Deep Learning in Action
Aside from your favorite music streaming service recommending songs you might like, how is deep learning changing people’s lives?
Deep learning, it turns out, is making its way into a wide range of applications. Anyone who uses Facebook will notice that when you post new images, the social site frequently recognizes and tags your pals.
Deep learning is used for natural language processing and speech recognition by digital assistants such as Siri, Cortana, Alexa, and Google Now.
Real-time translation is provided via Skype. Many email services have advanced in their ability to detect spam messages before they reach the inbox.
PayPal has used deep learning to prevent fraudulent payments. CamFind, for example, allows you to take a photo of any object and, using mobile visual search technology, determine what it is.
Deep learning is being used to provide solutions by Google in particular. AlphaGo, a computer program developed by Google Deepmind, has trounced current Go champions.
WaveNet, developed by DeepMind, can create speech that sounds more natural than currently available speech systems. To translate oral and textual languages, Google Translate employs deep learning and picture recognition.
Any photo can be identified using Google Planet. To aid in developing AI applications, Google created the Tensorflow deep learning software database.
Future of Deep Learning
Deep learning is an unavoidable topic while discussing technology. Needless to say, deep learning has evolved into one of technology’s most crucial elements.
Organizations used to be the only ones interested in technologies like AI, deep learning, machine learning, and so on. Individuals, too, are becoming interested in this element of technology, particularly deep learning.
One of the many reasons deep learning is getting so much attention is its capacity to allow better data-driven decisions while also improving prediction accuracy.
Deep learning development tools, libraries, and languages might very well become regular components of any software development toolkit in a few years.
These current tool sets will pave the way for simple design, setup, and training of new models.
Style transformation, auto-tagging, music creation, and other tasks would be much easier to do with these skills.
The demand for rapid coding has never been greater.
Deep learning developers will increasingly use integrated, open, cloud-based development environments that allow access to a wide range of off-the-shelf and pluggable algorithm libraries in the future.
Deep learning has a very bright future!
The benefit of a neural network is that it excels at dealing with large amounts of heterogeneous data (think of everything our brains have to deal with, all the time).
This is especially true in our age of powerful smart sensors, which can collect massive amounts of data. Traditional computer systems are struggling to sift, categorize, and derive conclusions from so much data.
Deep learning powers most of the artificial intelligence (AI) solutions that can improve automation and analytical processes.
Most individuals come into contact with deep learning daily when they utilize the internet or their mobile phones.
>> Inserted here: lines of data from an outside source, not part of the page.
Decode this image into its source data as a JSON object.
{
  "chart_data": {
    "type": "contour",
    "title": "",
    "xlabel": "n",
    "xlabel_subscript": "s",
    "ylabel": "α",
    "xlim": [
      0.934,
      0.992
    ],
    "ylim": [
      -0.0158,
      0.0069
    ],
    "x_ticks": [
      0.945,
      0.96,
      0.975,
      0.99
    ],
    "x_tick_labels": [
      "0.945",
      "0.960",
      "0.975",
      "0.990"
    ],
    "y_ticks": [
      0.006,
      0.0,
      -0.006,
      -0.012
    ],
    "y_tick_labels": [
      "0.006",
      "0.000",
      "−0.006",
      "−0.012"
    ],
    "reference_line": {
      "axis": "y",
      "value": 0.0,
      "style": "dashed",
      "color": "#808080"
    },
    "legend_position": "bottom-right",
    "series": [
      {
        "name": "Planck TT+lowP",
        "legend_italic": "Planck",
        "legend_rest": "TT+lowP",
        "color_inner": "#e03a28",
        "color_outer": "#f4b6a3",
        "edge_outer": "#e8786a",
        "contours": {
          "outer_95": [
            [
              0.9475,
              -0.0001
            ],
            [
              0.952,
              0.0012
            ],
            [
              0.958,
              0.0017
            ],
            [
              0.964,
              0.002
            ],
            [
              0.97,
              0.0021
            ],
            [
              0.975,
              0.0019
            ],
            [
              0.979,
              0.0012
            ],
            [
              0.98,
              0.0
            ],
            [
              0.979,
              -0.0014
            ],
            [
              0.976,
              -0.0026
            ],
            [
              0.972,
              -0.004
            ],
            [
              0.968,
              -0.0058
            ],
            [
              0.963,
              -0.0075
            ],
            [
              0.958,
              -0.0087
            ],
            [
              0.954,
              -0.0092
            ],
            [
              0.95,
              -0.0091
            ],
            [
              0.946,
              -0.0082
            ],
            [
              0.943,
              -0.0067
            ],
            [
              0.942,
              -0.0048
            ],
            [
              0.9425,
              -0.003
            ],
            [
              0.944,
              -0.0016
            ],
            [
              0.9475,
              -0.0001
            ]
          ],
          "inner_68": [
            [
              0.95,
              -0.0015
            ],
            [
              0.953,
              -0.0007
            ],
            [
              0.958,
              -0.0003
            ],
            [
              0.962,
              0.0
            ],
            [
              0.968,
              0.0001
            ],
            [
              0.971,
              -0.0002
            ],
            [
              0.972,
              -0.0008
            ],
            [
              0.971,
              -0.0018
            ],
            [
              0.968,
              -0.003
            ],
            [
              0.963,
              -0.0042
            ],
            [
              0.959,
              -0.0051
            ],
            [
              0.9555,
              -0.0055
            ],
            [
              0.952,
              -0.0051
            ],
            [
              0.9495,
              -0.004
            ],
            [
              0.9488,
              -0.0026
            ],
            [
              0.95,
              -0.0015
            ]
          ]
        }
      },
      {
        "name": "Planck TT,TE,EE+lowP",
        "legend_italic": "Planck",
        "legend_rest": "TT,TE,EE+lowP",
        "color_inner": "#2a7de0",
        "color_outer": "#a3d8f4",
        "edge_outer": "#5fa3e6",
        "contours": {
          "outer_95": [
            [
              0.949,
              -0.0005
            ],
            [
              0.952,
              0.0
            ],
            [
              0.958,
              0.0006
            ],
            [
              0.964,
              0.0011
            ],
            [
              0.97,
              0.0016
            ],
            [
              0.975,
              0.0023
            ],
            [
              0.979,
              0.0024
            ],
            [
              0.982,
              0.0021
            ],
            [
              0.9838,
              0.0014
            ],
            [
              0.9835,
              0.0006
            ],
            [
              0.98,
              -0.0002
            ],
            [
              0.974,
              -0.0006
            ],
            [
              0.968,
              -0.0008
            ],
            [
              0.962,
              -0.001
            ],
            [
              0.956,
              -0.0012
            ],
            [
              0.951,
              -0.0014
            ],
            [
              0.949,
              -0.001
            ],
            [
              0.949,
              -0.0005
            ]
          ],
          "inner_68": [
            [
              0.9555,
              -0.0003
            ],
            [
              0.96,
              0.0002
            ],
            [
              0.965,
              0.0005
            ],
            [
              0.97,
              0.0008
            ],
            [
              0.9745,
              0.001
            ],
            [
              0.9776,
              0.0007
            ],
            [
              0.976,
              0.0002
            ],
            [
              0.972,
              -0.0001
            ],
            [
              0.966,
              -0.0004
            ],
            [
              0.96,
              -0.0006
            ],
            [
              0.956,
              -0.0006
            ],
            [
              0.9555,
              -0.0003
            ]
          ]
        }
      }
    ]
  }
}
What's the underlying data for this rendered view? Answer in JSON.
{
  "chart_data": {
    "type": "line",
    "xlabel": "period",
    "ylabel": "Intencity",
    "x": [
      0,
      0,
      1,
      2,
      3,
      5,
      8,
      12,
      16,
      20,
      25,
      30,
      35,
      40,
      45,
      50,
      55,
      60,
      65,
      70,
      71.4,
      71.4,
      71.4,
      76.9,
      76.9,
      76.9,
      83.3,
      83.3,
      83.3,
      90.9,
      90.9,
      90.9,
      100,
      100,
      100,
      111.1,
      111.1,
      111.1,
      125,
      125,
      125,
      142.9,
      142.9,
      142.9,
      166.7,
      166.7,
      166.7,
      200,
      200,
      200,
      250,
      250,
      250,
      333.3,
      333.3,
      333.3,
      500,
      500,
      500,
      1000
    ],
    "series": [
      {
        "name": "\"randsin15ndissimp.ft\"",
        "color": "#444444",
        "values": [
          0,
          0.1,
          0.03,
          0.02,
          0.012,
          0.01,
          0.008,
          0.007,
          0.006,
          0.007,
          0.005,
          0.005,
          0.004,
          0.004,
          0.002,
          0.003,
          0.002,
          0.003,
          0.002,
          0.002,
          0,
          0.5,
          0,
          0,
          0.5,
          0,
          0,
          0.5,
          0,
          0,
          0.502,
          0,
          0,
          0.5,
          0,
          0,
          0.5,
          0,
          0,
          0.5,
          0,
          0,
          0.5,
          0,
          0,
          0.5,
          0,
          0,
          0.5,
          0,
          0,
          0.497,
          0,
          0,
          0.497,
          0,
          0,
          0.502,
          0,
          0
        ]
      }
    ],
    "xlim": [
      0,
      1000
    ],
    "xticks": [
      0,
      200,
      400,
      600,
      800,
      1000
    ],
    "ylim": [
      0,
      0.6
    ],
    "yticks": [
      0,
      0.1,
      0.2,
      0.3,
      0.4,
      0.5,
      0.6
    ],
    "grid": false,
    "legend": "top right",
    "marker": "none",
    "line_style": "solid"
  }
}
Deep learning is used to produce subtitles for YouTube videos. Conduct voice recognition on phones and smart speakers.
Give face identification for images, and allow self-driving automobiles, among many other uses.
And, as data scientists and academics tackle increasingly complicated deep learning projects using deep learning frameworks, this sort of artificial intelligence will become an increasingly important part of our daily lives.